In fact, I hate everything these days. My kid is the only thing worth living for. And I’m letting her down.
“Well?” She’s using her snotty-kid voice on me.
“The pet store is closed today.”
“You say that every day!”
“No. You always ask me on Sundays. And it’s always closed on Sundays.”
“Then take me tomorrow.”
“I can’t. You know I can’t, Vivi. Tomorrow I have finals all day.”
“And I have a stupid babysitter! All day! I can’t wait to go to school so I don’t have to be with the stupid babysitters!”
Yeah. Me too, kid. Me too. Because that childcare bill is killing me.
“Tuesday, then,” she says.
“I have work.”
“Wednesday.”
“School.”
“Thursday.” She’s snarling her words at me now. I open my mouth, but she puts up a hand. “Don’t bother. I already know. Work.”
“This is what grownups do, Vivian. I’m not some weirdo, OK? Plenty of moms have to work and go to school. And I know that this life sucks for you right now, but it sucks for me too. Why can’t you just be on my side?”
This is the wrong thing to say. And even though I think these words inside my head like… all the time, I don’t say them out loud. Because it’s not fair.
It’s not anyone’s fault that my father had a heart attack while driving and he and my mom hit a tree and died instantly. It’s not anyone’s fault that he’d just upgraded all the dairy barns and processing equipment a few months before this happened, fully expecting to make his money back in productivity in the next two years, and then didn’t. It’s not anyone’s fault that I couldn’t make the payments because while I do know how to run the milking equipment and keep the cows fed, I never really understood how hard it was to keep a dairy farm profitable.
I sigh.
Because that last one is totally my fault. I was going to school for animal science and then got pregnant by the town tattoo artist. So it’s my fault I dropped out of school and never got my degree so I could learn to run the farm properly. It’s my fault that I have no other skills than being a shitty dairy farmer. And it’s my fault that the only way I can pay for my crappy family housing apartment on campus and still be able to afford Vivi’s daycare is to take out as many student loans as possible and waitress four days a week when I’m not in class.
I lie down on the bed with my crazy-beautiful daughter and hold her close. She’s sniffling. So she’s crying. Over a goldfish. And this is stupid. I can afford a goldfish. It’s what, five bucks for the fish? Maybe ten for the bowl. Five for the rocks, three for the net, and some food…
It adds up.
And it’s sad that I have to add these meager things up.

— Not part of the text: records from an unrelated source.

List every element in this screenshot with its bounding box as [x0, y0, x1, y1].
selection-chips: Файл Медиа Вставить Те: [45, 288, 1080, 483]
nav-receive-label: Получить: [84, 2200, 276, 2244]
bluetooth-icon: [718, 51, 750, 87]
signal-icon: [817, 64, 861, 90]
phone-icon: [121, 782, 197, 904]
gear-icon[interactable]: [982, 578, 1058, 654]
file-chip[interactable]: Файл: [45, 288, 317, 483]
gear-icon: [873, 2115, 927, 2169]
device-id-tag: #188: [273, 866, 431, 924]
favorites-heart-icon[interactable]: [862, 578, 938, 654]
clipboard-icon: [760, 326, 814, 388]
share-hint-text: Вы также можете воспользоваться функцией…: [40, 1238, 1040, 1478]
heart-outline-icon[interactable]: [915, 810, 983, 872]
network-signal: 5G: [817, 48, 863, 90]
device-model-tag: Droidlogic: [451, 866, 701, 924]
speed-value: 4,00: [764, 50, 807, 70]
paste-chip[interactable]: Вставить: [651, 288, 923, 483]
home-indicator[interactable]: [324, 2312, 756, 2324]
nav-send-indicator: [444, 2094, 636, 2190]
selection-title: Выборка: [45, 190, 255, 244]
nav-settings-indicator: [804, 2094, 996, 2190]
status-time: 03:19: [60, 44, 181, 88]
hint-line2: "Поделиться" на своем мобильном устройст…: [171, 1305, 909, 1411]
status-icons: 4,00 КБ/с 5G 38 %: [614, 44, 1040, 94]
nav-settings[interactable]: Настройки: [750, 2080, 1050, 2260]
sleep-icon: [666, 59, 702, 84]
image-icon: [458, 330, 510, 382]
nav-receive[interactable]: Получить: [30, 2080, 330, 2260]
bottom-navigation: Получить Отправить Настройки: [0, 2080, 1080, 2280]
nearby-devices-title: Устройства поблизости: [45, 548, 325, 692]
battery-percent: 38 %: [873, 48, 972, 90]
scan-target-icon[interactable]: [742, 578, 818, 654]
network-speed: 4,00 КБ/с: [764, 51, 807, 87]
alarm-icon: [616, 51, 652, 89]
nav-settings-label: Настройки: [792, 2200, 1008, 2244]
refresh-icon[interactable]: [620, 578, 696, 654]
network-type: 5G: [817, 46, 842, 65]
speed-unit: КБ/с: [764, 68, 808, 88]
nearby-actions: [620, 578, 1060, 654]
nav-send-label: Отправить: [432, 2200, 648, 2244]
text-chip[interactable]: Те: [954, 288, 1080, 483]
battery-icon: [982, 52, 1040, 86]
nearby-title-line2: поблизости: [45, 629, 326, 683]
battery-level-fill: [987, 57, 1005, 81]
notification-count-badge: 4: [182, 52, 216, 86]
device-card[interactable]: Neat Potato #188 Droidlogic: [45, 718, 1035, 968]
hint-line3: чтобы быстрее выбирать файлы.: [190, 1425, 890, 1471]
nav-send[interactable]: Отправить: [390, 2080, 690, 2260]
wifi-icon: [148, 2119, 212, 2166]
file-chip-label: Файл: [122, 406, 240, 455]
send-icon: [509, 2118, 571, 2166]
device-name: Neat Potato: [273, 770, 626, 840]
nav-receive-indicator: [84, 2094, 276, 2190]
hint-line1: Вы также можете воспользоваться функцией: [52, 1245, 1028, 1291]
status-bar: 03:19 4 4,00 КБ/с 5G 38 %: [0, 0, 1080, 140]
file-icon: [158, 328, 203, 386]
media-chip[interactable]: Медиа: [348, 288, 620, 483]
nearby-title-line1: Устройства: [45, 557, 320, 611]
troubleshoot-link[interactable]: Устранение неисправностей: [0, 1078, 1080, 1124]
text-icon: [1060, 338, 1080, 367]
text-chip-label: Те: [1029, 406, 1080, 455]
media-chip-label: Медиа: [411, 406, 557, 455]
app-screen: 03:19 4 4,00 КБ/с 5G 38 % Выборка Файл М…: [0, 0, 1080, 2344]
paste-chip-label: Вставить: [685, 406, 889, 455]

“OK. Listen. There’s another pet store down south. One that’s open all the time.”
She turns over and looks at me. “There is?”
“Yeah. PetSmart, right? They’re always open. It’s just… our car broke down, Viv. So the downtown one, though they do have crappy hours, it’s just much easier.”
“If it’s so easy, why don’t I have a goldfish?”
“You have a point. But listen. Summer finals are over on Friday. And I’ll have two whole weeks where I don’t have school. So we will go to get your fish next Monday. One week. Does that sound good? Can you live with that? Can you just give me one more week to get through finals? And I promise, things will calm down.”
She pouts again. “I want to go home. I want to go back to the farm.”
“We can’t. We sold it, remember?”
“Why did you sell it? It’s not fair.”
“Because I couldn’t pay the bills, Viv. You know this.”
“I miss my calf and my sheep. I didn’t even get to do the fair this year. And you said I could mutton-bust!”
“I know.” I feel like shit.
“You sold my sheep.”
My God. I am the worst mom ever. And now I want to cry too. But it’s a work day. And I have big tips coming. Sundays at the Pancake House… it’s crazy good. I will make at least two hundred dollars today and that will pay for a lot of next semester’s books, and her school supplies, and new clothes because almost everything she owns is too small.
“We have to go.” I get up.
And so does she.
Because Vivian Lee Lundin is the child of a single mom. And she already knows that life isn’t fair and complaining doesn’t fix anything. Only hard work does that.
Viv and I get off the bus on College Avenue and then cross the street. I do not look over my shoulder at the Sick Boyz tattoo shop. I do not. I do not, I do not, I… look.